Tombstone Compaction: re-enabled tombstone compaction

Currently, proactive buffer tombstone compaction is disabled by forcing the buffer tombstone capacity to match its record capacity. It isn't clear how to best handle proactive buffer compactions in an environment where new buffers are spawned anyway.
author: Douglas Rumbaugh <dbr4@psu.edu> 2023-11-13 11:44:09 -0500
committer: Douglas Rumbaugh <dbr4@psu.edu> 2023-11-13 11:44:09 -0500
commit: 90bb0614fc1d8f1a185a778e31aaf9027c01aeb8 (patch)
tree: 22a865978e398cef2fdcef763ab893c2da769a4a /include/framework
parent: 83486744600e8be338c75c2e3d2339452a392a9d (diff)
download: dynamic-extension-90bb0614fc1d8f1a185a778e31aaf9027c01aeb8.tar.gz
4 files changed, 106 insertions, 3 deletions
diff --git a/include/framework/DynamicExtension.h b/include/framework/DynamicExtension.h
index 9554c8c..9adc320 100644
--- a/include/framework/DynamicExtension.h
+++ b/include/framework/DynamicExtension.h
@@ -253,6 +253,32 @@ private:
     size_t m_buffer_capacity;
     size_t m_buffer_delete_capacity;
 
+    void enforce_delete_invariant(_Epoch *epoch) {
+        auto structure = epoch->get_structure(); 
+        auto compactions = structure->get_compaction_tasks();
+
+        while (compactions.size() > 0) {
+            /* otherwise, we need to schedule a merge to compact tombstones */
+            MergeArgs<R, S, Q, L> *args = new MergeArgs<R, S, Q, L>();
+            args->epoch = epoch;
+            // FIXME: all full buffers can be merged at this point--but that requires
+            //        retooling the shard interface a bit to do efficiently.

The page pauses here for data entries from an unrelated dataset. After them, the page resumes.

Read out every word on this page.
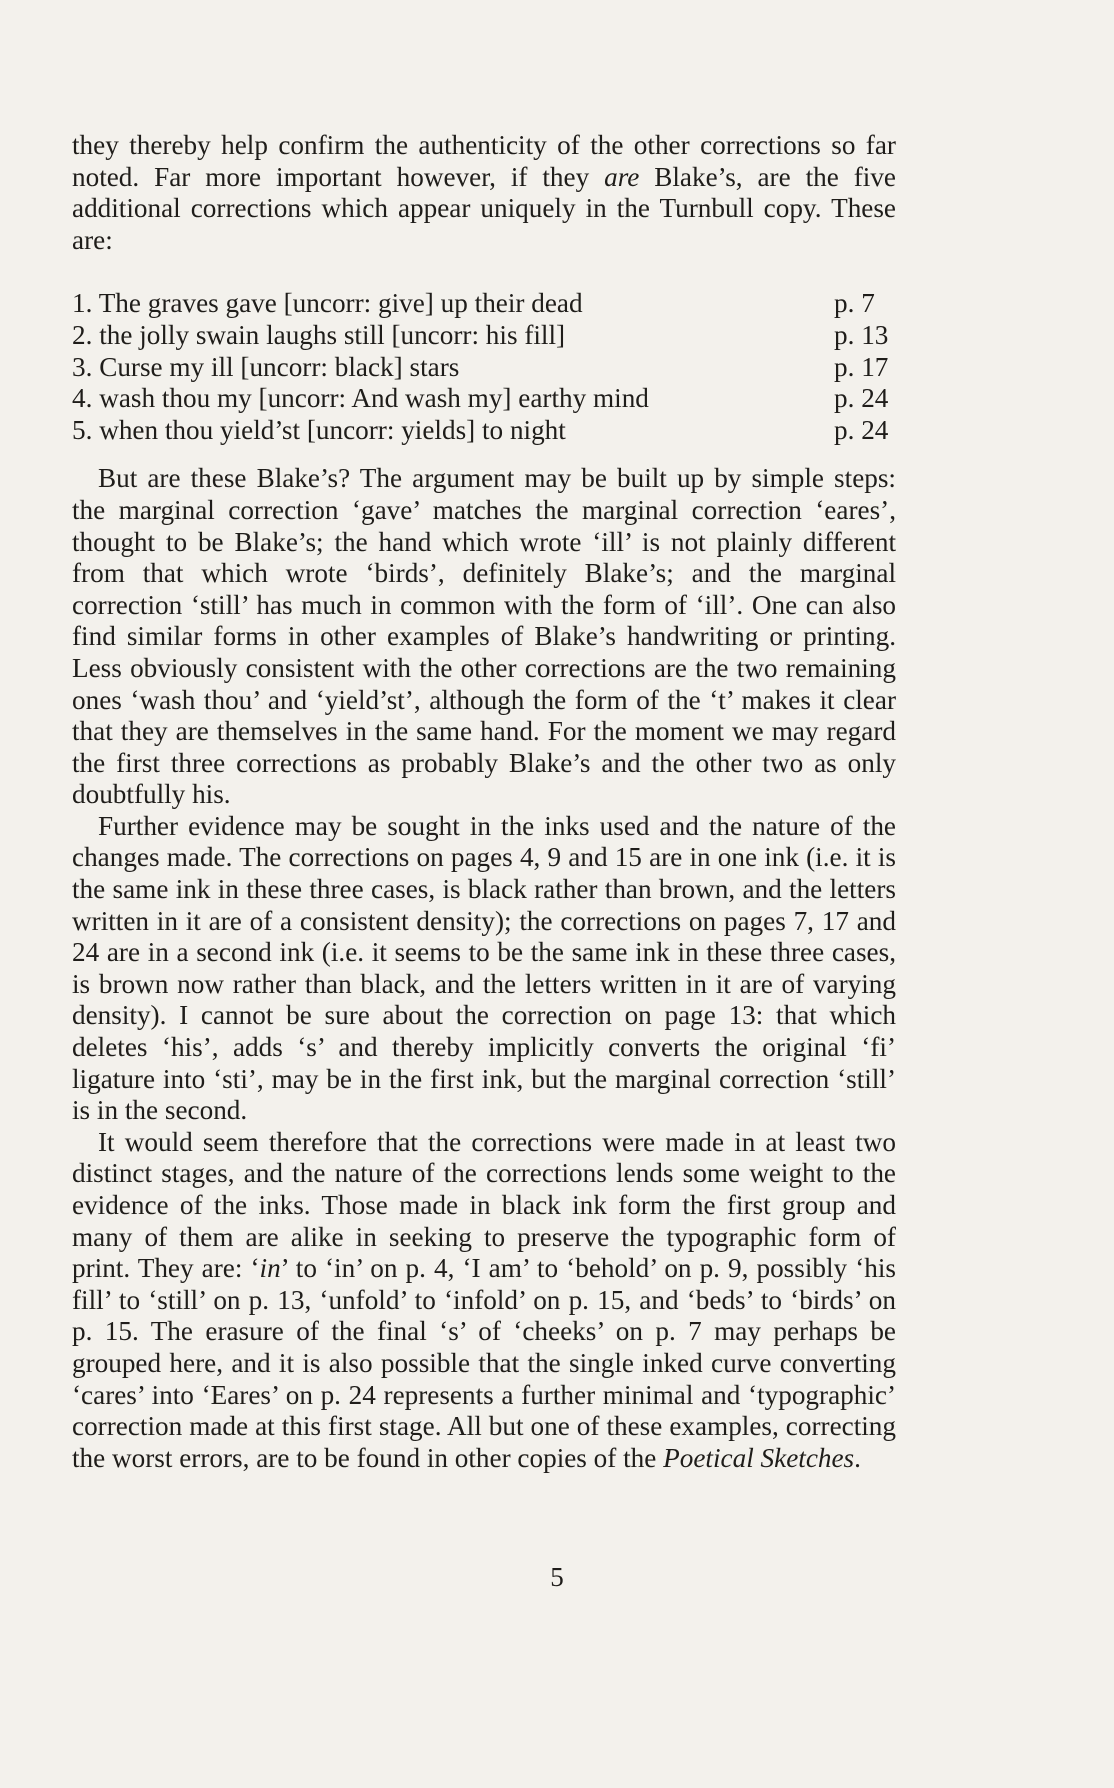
they thereby help confirm the authenticity of the other corrections so far noted. Far more important however, if they are Blake’s, are the five additional corrections which appear uniquely in the Turnbull copy. These are:

1. The graves gave [uncorr: give] up their dead	p. 7
2. the jolly swain laughs still [uncorr: his fill]	p. 13
3. Curse my ill [uncorr: black] stars	p. 17
4. wash thou my [uncorr: And wash my] earthy mind	p. 24
5. when thou yield’st [uncorr: yields] to night	p. 24

But are these Blake’s? The argument may be built up by simple steps: the marginal correction ‘gave’ matches the marginal correction ‘eares’, thought to be Blake’s; the hand which wrote ‘ill’ is not plainly different from that which wrote ‘birds’, definitely Blake’s; and the marginal correction ‘still’ has much in common with the form of ‘ill’. One can also find similar forms in other examples of Blake’s handwriting or printing. Less obviously consistent with the other corrections are the two remaining ones ‘wash thou’ and ‘yield’st’, although the form of the ‘t’ makes it clear that they are themselves in the same hand. For the moment we may regard the first three corrections as probably Blake’s and the other two as only doubtfully his.

Further evidence may be sought in the inks used and the nature of the changes made. The corrections on pages 4, 9 and 15 are in one ink (i.e. it is the same ink in these three cases, is black rather than brown, and the letters written in it are of a consistent density); the corrections on pages 7, 17 and 24 are in a second ink (i.e. it seems to be the same ink in these three cases, is brown now rather than black, and the letters written in it are of varying density). I cannot be sure about the correction on page 13: that which deletes ‘his’, adds ‘s’ and thereby implicitly converts the original ‘fi’ ligature into ‘sti’, may be in the first ink, but the marginal correction ‘still’ is in the second.

It would seem therefore that the corrections were made in at least two distinct stages, and the nature of the corrections lends some weight to the evidence of the inks. Those made in black ink form the first group and many of them are alike in seeking to preserve the typographic form of print. They are: ‘in’ to ‘in’ on p. 4, ‘I am’ to ‘behold’ on p. 9, possibly ‘his fill’ to ‘still’ on p. 13, ‘unfold’ to ‘infold’ on p. 15, and ‘beds’ to ‘birds’ on p. 15. The erasure of the final ‘s’ of ‘cheeks’ on p. 7 may perhaps be grouped here, and it is also possible that the single inked curve converting ‘cares’ into ‘Eares’ on p. 24 represents a further minimal and ‘typographic’ correction made at this first stage. All but one of these examples, correcting the worst errors, are to be found in other copies of the Poetical Sketches.

5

+            args->merges = compactions;
+            args->extension = this;
+            args->compaction = true;
+
+            auto wait = args->result.get_future();
+
+            epoch->start_job();
+            m_sched.schedule_job(merge, 0, args);
+
+            /* wait for merge completion */
+            wait.get();
+
+            compactions = structure->get_compaction_tasks();
+        }
+    }
+
     _Epoch *get_active_epoch() {
         return m_epochs[m_current_epoch.load()];
     }
@@ -272,6 +298,7 @@ private:
     }
 
     void advance_epoch() {
+
         m_epoch_transition_lk.lock();
 
         size_t new_epoch_num = m_newest_epoch.load();
@@ -282,6 +309,15 @@ private:
         _Epoch *old_epoch = m_epochs[old_epoch_num];
 
         /*
+         * Verify the tombstone invariant within the epoch's structure, this
+         * may require scheduling additional merges.
+         *
+         * FIXME: having this inside the lock is going to TANK
+         * insertion performance.
+         */
+        enforce_delete_invariant(new_epoch);
+
+        /*
          * Update the new Epoch to contain the buffers from the old one 
          * that it doesn't currently have if using a multi-threaded
          * scheduler (otherwise, there is only one buffer that is 
@@ -445,12 +481,26 @@ private:
             vers->merge_levels(args->merges[i].second, args->merges[i].first);
         }
 
-        vers->merge_buffer(buff);
+        /* 
+         * if the merge is a compaction, don't push the buffer down,
+         * as there is no guarantee that the merges will free up
+         * sufficient space in L0
+         */
+        if (!args->compaction) {
+            vers->merge_buffer(buff);
+        }
 
         args->epoch->end_job();
         args->result.set_value(true);
 
-        ((DynamicExtension *) args->extension)->advance_epoch();
+        /*
+         * Compactions occur on an epoch _before_ it becomes active,
+         * and as a result the active epoch should _not_ be advanced as
+         * part of a compaction merge
+         */
+        if (!args->compaction) {
+            ((DynamicExtension *) args->extension)->advance_epoch();
+        }
         
         delete args;
     }
@@ -511,6 +561,7 @@ private:
         //        retooling the shard interface a bit to do efficiently.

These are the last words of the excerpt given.